А его противник с красиво-деланными жестами расхаживал по комнате, выводя из Канта Шопенгауэра.
Скоро все смешалось: были слышны лишь отрывочные восклицания: «Постулат… Категорический императив… Синтез…»
…А… в соседней комнате сидела черная гостья, подставив свой профиль огромному зеркалу.
Она ждала хозяина по-родственному и часто моргала своими крохотными, карими глазками.
Ничего она не понимала. Долетали до нее отрывки фраз.
А рядом с ней в зеркале сидела другая, такая же черная, как и она.
Так она и не дождалась философа, так и ушла по-родственному, не простившись.
Надевая калоши, сказала прислуге: «А у меня скончался Петюша».

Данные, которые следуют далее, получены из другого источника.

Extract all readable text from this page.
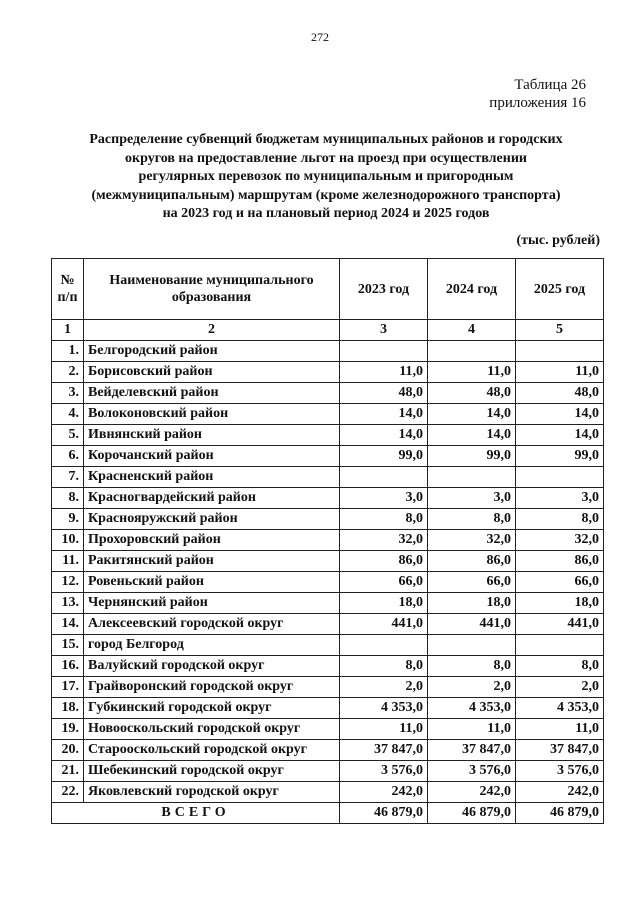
272
Таблица 26
приложения 16
Распределение субвенций бюджетам муниципальных районов и городских
округов на предоставление льгот на проезд при осуществлении
регулярных перевозок по муниципальным и пригородным
(межмуниципальным) маршрутам (кроме железнодорожного транспорта)
на 2023 год и на плановый период 2024 и 2025 годов
(тыс. рублей)
№ п/п	Наименование муниципального образования	2023 год	2024 год	2025 год
1	2	3	4	5
1.	Белгородский район			
2.	Борисовский район	11,0	11,0	11,0
3.	Вейделевский район	48,0	48,0	48,0
4.	Волоконовский район	14,0	14,0	14,0
5.	Ивнянский район	14,0	14,0	14,0
6.	Корочанский район	99,0	99,0	99,0
7.	Красненский район			
8.	Красногвардейский район	3,0	3,0	3,0
9.	Краснояружский район	8,0	8,0	8,0
10.	Прохоровский район	32,0	32,0	32,0
11.	Ракитянский район	86,0	86,0	86,0
12.	Ровеньский район	66,0	66,0	66,0
13.	Чернянский район	18,0	18,0	18,0
14.	Алексеевский городской округ	441,0	441,0	441,0
15.	город Белгород			
16.	Валуйский городской округ	8,0	8,0	8,0
17.	Грайворонский городской округ	2,0	2,0	2,0
18.	Губкинский городской округ	4 353,0	4 353,0	4 353,0
19.	Новооскольский городской округ	11,0	11,0	11,0
20.	Старооскольский городской округ	37 847,0	37 847,0	37 847,0
21.	Шебекинский городской округ	3 576,0	3 576,0	3 576,0
22.	Яковлевский городской округ	242,0	242,0	242,0
ВСЕГО		46 879,0	46 879,0	46 879,0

Мыслей у нее не было… В ушах еще звенел голосище приходского дьякона: «Во блаженном успении вечный покой…»
Такой был голосистый дьякон.
Философ говорил долго. Говорил яро. Говорил до изнеможения, пока не ушел Поповский.
Усталый и бледный, пришел к себе в комнату и упал на постель.
Последняя мысль его была такова: «Не то, не то… Опять все не то… Ах, кабы спрятаться! Ах, кабы отдохнуть!»
Он спал… А над ним сгущались тени. Вечно те же и те же, суровые и нежные, безжалостно мечтательные.
Сама Вечность в образе черной гостьи разгуливала вдоль одиноких комнат, садилась на пустые кресла, поправляла портреты в чехлах, по-вечному, по-родственному.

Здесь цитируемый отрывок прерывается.